“Io vi salverò”: la (non) salvezza ai tempi dei social
Valentina Camerini, poliedrica scrittrice milanese, ha di recente pubblicato “Io vi salverò” (Mondadori, 225 pagine, Euro 17,50), un romanzo in tre tempi. Lui. Lei. Loro.
“La menzogna è un cappotto comodo, difficile levarselo di dosso”.
Lui è Sebastian, mago della comunicazione, uomo di successo in qualche modo segnato dalla scomparsa tragica e prematura dei genitori. Un bel loft in cui vivere, con la moglie Ania, il figlio Giulio, il cane Amleto. Milano sullo sfondo.
Lei è Ania, ingegnere ucraina che per amore di Sebastian viene in Italia. Si dedica alla casa, al figlio, a evitare le altre madri e le convenzionali attività, tanto nel mondo reale quanto in quello social.
Loro sono una famiglia che, crollato il mondo lavorativo di Sebastian, si deve ricostruire, ma per farlo deve prima riscoprirsi come nucleo tenuto insieme da qualcosa che vada oltre l’inerzia e le abitudini. Sebastian, Ania, Giulio e Amleto lasciano il loft che non possono più pagare, e si mettono in viaggio in macchina con l’idea di arrivare in Ucraina e lì trovare un modo economico di vivere, fino a che la tormenta social, in cui Sebastian si è ritrovato coinvolto per una campagna di comunicazione andate male, non si placa.
Ma non arriveranno in Ucraina, non subito almeno.

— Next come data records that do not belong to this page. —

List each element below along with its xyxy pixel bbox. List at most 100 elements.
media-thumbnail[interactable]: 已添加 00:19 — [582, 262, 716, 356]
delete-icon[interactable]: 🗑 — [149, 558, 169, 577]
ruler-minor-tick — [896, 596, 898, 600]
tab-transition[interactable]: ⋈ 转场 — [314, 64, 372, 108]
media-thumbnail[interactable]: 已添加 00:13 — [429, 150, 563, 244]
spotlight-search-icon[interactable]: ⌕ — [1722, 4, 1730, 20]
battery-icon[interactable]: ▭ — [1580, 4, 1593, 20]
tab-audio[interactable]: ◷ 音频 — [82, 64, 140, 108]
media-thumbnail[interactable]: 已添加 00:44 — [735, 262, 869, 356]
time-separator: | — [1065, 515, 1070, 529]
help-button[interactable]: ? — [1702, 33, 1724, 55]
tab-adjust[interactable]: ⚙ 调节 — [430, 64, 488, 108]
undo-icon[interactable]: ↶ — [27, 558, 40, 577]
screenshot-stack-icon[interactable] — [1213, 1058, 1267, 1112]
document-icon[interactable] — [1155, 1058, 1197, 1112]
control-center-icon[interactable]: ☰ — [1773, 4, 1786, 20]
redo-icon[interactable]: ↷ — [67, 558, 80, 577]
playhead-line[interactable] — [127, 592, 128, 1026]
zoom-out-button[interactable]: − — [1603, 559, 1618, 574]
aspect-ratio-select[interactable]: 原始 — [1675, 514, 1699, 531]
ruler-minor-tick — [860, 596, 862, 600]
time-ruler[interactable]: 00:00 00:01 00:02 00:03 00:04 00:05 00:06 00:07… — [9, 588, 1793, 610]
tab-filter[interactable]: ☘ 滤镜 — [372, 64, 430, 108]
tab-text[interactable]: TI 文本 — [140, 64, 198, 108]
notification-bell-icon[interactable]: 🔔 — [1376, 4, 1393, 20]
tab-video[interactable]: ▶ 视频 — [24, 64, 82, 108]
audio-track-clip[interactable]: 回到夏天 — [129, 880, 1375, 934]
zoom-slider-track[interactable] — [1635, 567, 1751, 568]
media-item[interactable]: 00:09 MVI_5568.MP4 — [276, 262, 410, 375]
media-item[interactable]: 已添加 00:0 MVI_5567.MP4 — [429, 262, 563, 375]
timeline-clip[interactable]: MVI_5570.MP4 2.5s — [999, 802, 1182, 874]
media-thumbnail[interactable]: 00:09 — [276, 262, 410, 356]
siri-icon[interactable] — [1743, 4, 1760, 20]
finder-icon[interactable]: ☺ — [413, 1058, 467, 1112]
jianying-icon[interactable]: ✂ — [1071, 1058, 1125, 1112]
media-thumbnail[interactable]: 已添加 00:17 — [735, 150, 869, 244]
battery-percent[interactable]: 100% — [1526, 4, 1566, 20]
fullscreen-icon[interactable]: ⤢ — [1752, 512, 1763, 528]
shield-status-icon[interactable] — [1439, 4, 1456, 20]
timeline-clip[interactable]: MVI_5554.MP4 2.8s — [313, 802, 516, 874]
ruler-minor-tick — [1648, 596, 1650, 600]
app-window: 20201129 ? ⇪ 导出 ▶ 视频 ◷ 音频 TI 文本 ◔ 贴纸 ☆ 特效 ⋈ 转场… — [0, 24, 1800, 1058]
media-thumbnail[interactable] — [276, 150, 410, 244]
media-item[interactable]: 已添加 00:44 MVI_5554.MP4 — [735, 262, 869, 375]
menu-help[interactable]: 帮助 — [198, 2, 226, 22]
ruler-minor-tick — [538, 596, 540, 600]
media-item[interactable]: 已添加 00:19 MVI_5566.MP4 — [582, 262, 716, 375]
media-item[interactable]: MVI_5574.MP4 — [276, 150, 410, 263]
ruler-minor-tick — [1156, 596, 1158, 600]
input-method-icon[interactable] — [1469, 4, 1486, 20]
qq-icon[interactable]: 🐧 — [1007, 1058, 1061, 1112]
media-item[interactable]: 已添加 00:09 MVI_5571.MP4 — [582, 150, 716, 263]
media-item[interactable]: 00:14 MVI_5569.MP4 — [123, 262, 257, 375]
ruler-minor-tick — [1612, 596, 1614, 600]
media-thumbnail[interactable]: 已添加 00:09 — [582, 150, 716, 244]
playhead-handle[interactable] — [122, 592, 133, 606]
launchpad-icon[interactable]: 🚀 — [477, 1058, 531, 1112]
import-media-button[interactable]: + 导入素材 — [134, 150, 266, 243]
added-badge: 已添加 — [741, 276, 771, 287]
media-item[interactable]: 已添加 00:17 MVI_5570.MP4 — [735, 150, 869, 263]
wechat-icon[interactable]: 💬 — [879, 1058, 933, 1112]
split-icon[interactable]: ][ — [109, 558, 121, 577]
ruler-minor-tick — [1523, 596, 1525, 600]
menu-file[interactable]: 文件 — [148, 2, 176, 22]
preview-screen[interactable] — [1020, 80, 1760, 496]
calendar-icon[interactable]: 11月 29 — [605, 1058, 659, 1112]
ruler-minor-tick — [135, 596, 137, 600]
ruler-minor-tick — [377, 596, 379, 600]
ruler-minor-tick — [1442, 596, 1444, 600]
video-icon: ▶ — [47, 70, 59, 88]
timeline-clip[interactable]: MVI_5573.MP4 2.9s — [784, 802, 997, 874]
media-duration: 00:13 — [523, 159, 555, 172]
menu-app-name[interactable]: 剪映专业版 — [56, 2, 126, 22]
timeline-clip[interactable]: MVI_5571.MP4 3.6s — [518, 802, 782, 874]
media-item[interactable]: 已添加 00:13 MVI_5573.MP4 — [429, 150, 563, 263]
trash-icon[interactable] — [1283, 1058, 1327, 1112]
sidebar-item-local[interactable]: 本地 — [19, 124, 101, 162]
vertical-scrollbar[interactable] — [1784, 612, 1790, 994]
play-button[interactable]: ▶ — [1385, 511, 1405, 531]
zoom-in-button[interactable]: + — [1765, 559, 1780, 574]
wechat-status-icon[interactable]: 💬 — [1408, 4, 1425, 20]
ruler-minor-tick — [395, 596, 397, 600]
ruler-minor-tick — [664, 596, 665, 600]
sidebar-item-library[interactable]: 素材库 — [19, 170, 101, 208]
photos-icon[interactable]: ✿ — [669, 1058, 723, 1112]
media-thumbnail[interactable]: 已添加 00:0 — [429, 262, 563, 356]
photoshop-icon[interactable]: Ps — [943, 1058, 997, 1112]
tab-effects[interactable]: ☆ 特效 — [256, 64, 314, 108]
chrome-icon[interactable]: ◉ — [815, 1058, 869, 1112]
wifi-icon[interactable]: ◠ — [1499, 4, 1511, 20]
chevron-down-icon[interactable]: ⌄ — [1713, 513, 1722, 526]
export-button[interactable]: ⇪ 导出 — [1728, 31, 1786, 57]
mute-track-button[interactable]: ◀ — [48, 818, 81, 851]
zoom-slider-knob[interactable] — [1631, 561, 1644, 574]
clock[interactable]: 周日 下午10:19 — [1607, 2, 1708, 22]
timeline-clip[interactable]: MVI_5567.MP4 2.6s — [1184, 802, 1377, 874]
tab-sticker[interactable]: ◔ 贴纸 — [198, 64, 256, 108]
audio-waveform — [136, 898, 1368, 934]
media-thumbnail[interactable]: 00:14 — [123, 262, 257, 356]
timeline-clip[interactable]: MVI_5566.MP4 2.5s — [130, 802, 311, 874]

Tra Ungheria e Romania, Giulio si ammala. La famiglia trova riparo in una villa abbandonata, in cui irrompe un altro “loro”. Sono Hamida, Yousef e Tariq, famiglia in fuga dalla guerra civile che devasta la Siria. Iniziano una convivenza e un’amicizia fatte di racconti e supporto che portano a una solidarietà reale, a un conforto reciproco. Fino a quando Sebastian, grazie a quei social che lo avevano fatto a pezzi, vede nascere nuove opportunità. E sarà quella l’occasione per mostrare tutto quello che ha imparato e, soprattutto, scelto di vedere.
“Come bisognerebbe sentirsi mentre ti stai lasciando alle spalle una vita intera diretto verso l’incerto, e provi a rassicurarti pensando che è solo un passaggio, perché quella casa è tua, la tua città, il tuo posto nel mondo, e ti appartiene per il modo in cui hai contribuito a crearlo, e allora che cosa dovresti provare esattamente mentre te ne vai?”
Lungi dall’essere la storia della propria famiglia, “Io vi salverò” è però, per stessa ammissione della Camerini, in qualche modo influenzato dalla storia del bisnonno dell’autrice che, negli anni ’30, si trova costretto a emigrare dall’Italia al Brasile, perdendo il proprio Paese e tutto quello che contiene. Che fare dunque se un giorno, per un qualunque motivo, ci si ritrova a perdere tutto? Tutto, letteralmente. Camerini affida a queste pagine una possibile opzione: incamminarsi e andare avanti, certamente. E lo fanno entrambe le famiglie protagoniste del romanzo. Ma anche imparare a riconoscere il nocciolo delle questioni, ripulite dalla morale presunta, dal chiacchiericcio costante. Guardarsi e guardare, con un occhio e una mano aperti su ciò che merita di essere compreso, usando in modo idoneo i mezzi che si hanno.
“Non so più dove sono i miei fratelli, non ho più un paese e mio figlio è destinato a crescere come un indesiderato, assillato dal domani incerto, ma a nessuno importa nulla”.
Camerini ci canta infatti una canzone un po’ stonata, quella di un mondo che sembra succedere solo sui social, capaci di stabilire un metro di giudizio tutto loro. Oggi ti vogliono morto, domani ti danno un lavoro. E intanto, la vita reale, coi suoi disastri reali, restano sullo sfondo. Senza davvero puntare il dito su nessuno, Camerini lascia che sia Sebastian ad aggiustare la melodia di questa canzone, riportando il giusto ordine delle cose.
E cos’è giusto? Ci si arriva da soli.
“Non ho più bisogno di piacere a nessuno e questo mi rende ai vostri occhi un mistero incomprensibile, riportandovi ogni giorno sui miei profili. (…) Con i vostri telefoni potreste vedere morire Aleppo, invece vi connettete per guardare me, mia moglie e mio figlio. Persino il mio cane vi interessa di più. Continuate a farlo, se questo è l’unico contributo che potete dare. Non ci proverò neppure a spiegarvi che vi indignate per le ragioni sbagliate”.